Le 9 février 2022, la Cour Internationale de Justice (CIJ) a ordonné à l’Ouganda d’accorder $325.000.000 de réparations à la République démocratique du Congo (RDC) pour les dommages causés aux personnes, aux biens et aux ressources naturelles lors de l’intervention militaire de l’Ouganda en RDC entre 1998 et 2003. Ceci fait suite au jugement rendu par la CIJ en 2005 où elle établit la responsabilité de l’Ouganda pour avoir violé le principe de non-intervention lors de ses actions militaires (directes et indirectes) durant cette période.
Dans cet arrêt, la Cour conclut que les forces armées ougandaises avaient «commis des meurtres, des actes de torture et autres formes de traitement inhumain à l’encontre de la population civile congolaise, détruit des villages et des bâtiments civils, manqué d’établir une distinction entre cibles civiles et cibles militaires et de protéger la population civile lors d’affrontements avec d’autres combattants, entraîné des enfants-soldats, incité au conflit ethnique […] et commis des actes de pillage et d’exploitation des ressources naturelles congolaises».
L’arrêt prononcé sur les réparations représente une avancée significative dans la reconnaissance par la justice internationale du droit aux réparations pour les victimes de guerre en RDC. Il réaffirme également l’obligation de réparation incombant aux puissances occupantes pour les dommages résultant de leurs actions directes et indirectes violant le droit international.
Bien que le montant accordé soit bien inférieur aux $11 milliards demandés par la RDC, il représente néanmoins la plus grande réparation accordée à ce jour pour des violations massives des droits humains et du droit international humanitaire par un tribunal international.
Nous saluons également le fait que la Cour n’ait pas exigé qu’un lien strict soit établi entre les réparations et la démonstration d’un préjudice précis. Elle reconnaît dans son arrêt que le contexte particulier des conflits en RDC posait des défis majeurs dans l’établissement des faits en raison du grand nombre de victimes et de factions belligérantes impliquées ainsi que la destruction et l’inaccessibilité des preuves notamment.
Nous regrettons cependant une certaine opacité de la Cour quant à la méthodologie appliquée (i) pour évaluer les preuves qu’elle a acceptées comme ayant une valeur probante suffisante et (ii) pour déterminer le montant des dommages.
La Cour a également choisi d’accorder des réparations sous la forme d’une somme globale plutôt qu’individuelle. Ce qui signifie que, dans les faits, elle laisse à la RDC la tâche difficile de définir comment distribuer équitablement les réparations accordées.
Nous saluons par ailleurs l’intention des autorités congolaises de créer un Fonds d’indemnisation des victimes à cette fin. Il sera fondamental d’impliquer étroitement les victimes et les associations de victimes dans le développement d’une méthodologie d’identification des bénéficiaires mais aussi de définition des modalités de ces réparations.
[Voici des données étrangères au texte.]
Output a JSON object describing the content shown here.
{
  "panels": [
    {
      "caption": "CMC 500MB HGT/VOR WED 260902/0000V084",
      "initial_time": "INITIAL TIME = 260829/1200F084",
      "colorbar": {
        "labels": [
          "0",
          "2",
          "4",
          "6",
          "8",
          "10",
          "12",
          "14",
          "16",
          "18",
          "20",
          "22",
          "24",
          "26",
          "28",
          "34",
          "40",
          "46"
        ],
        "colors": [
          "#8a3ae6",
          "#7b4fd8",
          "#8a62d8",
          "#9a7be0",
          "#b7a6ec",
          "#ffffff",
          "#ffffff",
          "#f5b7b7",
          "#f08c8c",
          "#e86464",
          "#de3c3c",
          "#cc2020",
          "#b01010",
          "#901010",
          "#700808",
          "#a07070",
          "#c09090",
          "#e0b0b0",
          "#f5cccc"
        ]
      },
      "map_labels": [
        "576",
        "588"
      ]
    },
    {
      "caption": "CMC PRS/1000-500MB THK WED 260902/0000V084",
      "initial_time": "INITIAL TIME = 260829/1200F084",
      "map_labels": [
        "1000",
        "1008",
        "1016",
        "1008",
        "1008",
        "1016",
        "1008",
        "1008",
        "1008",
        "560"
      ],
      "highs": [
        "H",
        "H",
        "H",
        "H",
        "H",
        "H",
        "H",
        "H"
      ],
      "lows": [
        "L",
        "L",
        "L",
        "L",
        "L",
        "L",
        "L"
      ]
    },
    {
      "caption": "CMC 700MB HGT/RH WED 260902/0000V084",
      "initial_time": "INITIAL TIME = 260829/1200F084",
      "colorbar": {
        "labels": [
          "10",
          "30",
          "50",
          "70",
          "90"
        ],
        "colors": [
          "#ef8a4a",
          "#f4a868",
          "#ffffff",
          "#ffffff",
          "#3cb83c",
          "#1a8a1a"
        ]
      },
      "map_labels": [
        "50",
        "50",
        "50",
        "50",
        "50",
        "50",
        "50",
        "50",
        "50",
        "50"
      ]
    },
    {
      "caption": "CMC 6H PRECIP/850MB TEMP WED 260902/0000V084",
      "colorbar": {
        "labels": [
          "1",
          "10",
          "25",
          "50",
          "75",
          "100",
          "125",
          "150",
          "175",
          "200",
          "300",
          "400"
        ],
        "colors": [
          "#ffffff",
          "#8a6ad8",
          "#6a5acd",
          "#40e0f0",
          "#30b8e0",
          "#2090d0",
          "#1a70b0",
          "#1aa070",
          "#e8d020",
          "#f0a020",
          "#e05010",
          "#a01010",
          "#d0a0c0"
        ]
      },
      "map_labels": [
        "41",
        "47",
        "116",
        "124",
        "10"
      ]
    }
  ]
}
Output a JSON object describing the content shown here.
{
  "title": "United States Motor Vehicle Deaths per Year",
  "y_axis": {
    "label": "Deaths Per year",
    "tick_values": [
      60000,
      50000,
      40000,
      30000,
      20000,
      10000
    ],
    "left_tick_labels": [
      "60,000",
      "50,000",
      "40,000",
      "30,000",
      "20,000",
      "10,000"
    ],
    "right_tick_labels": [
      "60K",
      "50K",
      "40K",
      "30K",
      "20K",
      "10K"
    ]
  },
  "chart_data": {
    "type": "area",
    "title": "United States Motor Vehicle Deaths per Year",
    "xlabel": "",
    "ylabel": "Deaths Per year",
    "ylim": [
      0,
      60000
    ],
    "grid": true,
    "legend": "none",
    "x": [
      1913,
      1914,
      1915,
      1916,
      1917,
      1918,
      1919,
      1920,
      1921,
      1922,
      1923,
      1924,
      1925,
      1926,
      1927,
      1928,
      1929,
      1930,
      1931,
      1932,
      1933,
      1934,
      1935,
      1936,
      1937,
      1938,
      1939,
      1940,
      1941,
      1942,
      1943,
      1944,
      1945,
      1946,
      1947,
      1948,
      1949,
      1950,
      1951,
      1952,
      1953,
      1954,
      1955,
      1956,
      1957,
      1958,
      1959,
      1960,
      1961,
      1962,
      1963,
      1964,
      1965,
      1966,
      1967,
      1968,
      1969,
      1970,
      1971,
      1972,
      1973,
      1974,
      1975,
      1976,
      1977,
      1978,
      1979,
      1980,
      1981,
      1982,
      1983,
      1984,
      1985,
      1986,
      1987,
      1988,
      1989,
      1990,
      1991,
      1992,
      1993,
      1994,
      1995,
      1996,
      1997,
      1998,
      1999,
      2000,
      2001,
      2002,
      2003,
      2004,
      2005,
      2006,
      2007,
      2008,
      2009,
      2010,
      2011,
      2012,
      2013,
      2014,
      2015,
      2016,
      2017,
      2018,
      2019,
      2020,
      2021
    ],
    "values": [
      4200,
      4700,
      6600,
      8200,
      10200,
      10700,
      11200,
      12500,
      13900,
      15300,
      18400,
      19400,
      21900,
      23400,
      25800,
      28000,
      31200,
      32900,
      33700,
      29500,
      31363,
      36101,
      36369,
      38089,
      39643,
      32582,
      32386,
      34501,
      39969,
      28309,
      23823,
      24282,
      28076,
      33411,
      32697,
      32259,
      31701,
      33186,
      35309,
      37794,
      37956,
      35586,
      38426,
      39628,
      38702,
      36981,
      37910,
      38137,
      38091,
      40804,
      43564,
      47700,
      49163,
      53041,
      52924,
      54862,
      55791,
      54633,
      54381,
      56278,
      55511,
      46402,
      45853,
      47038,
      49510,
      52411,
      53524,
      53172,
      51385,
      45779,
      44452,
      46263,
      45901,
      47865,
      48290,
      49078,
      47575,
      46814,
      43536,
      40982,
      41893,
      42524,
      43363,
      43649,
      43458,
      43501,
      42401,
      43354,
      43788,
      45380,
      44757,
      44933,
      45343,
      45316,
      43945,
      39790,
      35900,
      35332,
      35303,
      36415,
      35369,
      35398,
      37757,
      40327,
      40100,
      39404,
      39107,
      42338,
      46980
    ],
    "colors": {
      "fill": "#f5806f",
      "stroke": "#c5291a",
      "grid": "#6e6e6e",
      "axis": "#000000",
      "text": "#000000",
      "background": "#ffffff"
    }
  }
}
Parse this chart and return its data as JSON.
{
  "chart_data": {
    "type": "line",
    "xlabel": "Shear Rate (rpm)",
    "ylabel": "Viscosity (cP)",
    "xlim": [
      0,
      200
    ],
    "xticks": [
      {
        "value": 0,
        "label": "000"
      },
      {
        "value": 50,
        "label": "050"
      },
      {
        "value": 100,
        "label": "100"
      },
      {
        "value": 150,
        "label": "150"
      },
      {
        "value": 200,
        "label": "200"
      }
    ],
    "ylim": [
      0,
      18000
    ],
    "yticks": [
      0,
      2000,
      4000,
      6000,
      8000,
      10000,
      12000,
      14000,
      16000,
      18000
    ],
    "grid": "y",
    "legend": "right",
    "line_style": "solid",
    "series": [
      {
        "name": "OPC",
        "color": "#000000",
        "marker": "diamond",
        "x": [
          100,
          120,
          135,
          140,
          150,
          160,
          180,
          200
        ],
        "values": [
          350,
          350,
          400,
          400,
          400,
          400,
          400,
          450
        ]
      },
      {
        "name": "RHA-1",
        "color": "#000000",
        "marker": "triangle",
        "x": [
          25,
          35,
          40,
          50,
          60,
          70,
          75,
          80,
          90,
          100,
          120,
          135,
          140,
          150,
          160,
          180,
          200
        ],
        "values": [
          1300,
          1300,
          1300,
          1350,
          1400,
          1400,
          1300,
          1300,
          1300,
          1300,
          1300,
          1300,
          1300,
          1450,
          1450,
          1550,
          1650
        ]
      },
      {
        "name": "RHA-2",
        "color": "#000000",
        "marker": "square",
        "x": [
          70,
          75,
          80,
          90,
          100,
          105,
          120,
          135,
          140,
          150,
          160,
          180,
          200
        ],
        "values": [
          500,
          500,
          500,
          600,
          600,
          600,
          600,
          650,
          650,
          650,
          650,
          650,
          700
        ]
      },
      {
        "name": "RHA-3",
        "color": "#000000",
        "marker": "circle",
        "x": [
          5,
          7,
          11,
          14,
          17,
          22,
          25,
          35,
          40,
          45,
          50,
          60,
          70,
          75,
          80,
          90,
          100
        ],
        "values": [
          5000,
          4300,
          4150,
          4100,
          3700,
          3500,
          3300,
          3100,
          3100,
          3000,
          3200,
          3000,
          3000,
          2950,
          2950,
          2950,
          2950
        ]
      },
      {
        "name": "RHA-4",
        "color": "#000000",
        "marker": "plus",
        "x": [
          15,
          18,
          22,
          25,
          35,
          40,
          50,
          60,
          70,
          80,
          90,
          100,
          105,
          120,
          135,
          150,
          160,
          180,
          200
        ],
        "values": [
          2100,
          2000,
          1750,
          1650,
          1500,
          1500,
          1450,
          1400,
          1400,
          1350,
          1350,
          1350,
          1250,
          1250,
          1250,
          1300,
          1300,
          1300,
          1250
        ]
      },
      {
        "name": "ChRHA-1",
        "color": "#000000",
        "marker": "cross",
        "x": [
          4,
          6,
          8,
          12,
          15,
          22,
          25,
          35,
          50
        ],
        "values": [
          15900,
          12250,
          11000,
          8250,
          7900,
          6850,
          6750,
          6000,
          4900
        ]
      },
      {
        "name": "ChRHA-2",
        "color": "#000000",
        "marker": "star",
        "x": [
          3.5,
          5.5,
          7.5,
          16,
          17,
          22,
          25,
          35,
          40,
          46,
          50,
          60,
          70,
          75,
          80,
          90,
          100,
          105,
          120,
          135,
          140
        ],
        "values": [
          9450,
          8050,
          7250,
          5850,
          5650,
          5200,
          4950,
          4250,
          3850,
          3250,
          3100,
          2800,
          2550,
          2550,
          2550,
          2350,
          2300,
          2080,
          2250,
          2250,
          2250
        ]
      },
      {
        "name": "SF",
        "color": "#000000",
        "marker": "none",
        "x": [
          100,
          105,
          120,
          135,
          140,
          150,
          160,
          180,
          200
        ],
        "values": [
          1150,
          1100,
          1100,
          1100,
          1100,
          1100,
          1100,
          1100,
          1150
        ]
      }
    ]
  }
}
Nous appelons également les autorités congolaises à développer une politique globale et cohérente en matière de réparations, afin de répondre aux besoins de toutes les victimes de violations des droits humains des multiples conflits en RDC et afin de garantir l’exécution des décisions de réparation rendues par les cours et tribunaux congolais.
Cette décision envoie aussi un signal clair aux autorités congolaises : Le temps n’efface pas les graves violations des droits humains commises en RDC.
Enfin, nous regrettons que la Cour ait décidé de ne pas rester saisie de l’affaire jusqu’au paiement final des réparations. A la lumière de l’incapacité démontrée de la RDC et de l’Ouganda de parvenir à un accord mutuel sur la question des réparations et du rejet par l’Ouganda des arrêts de la CIJ, un mécanisme assurant le respect post-jugement de l’ordonnance de la Cour aurait été souhaitable.
Nous appelons le gouvernement ougandais à s’engager de manière constructive avec les autorités congolaises sur cette question et à se conformer pleinement à l’ordre de réparation prononcé par la CIJ.
A l’heure où les relations entre la RDC et l’Ouganda s’améliorent, nous sommes convaincus que l’exécution rapide de la décision de la CIJ sur les réparations pourrait contribuer à reconstruire les relations entre les deux pays.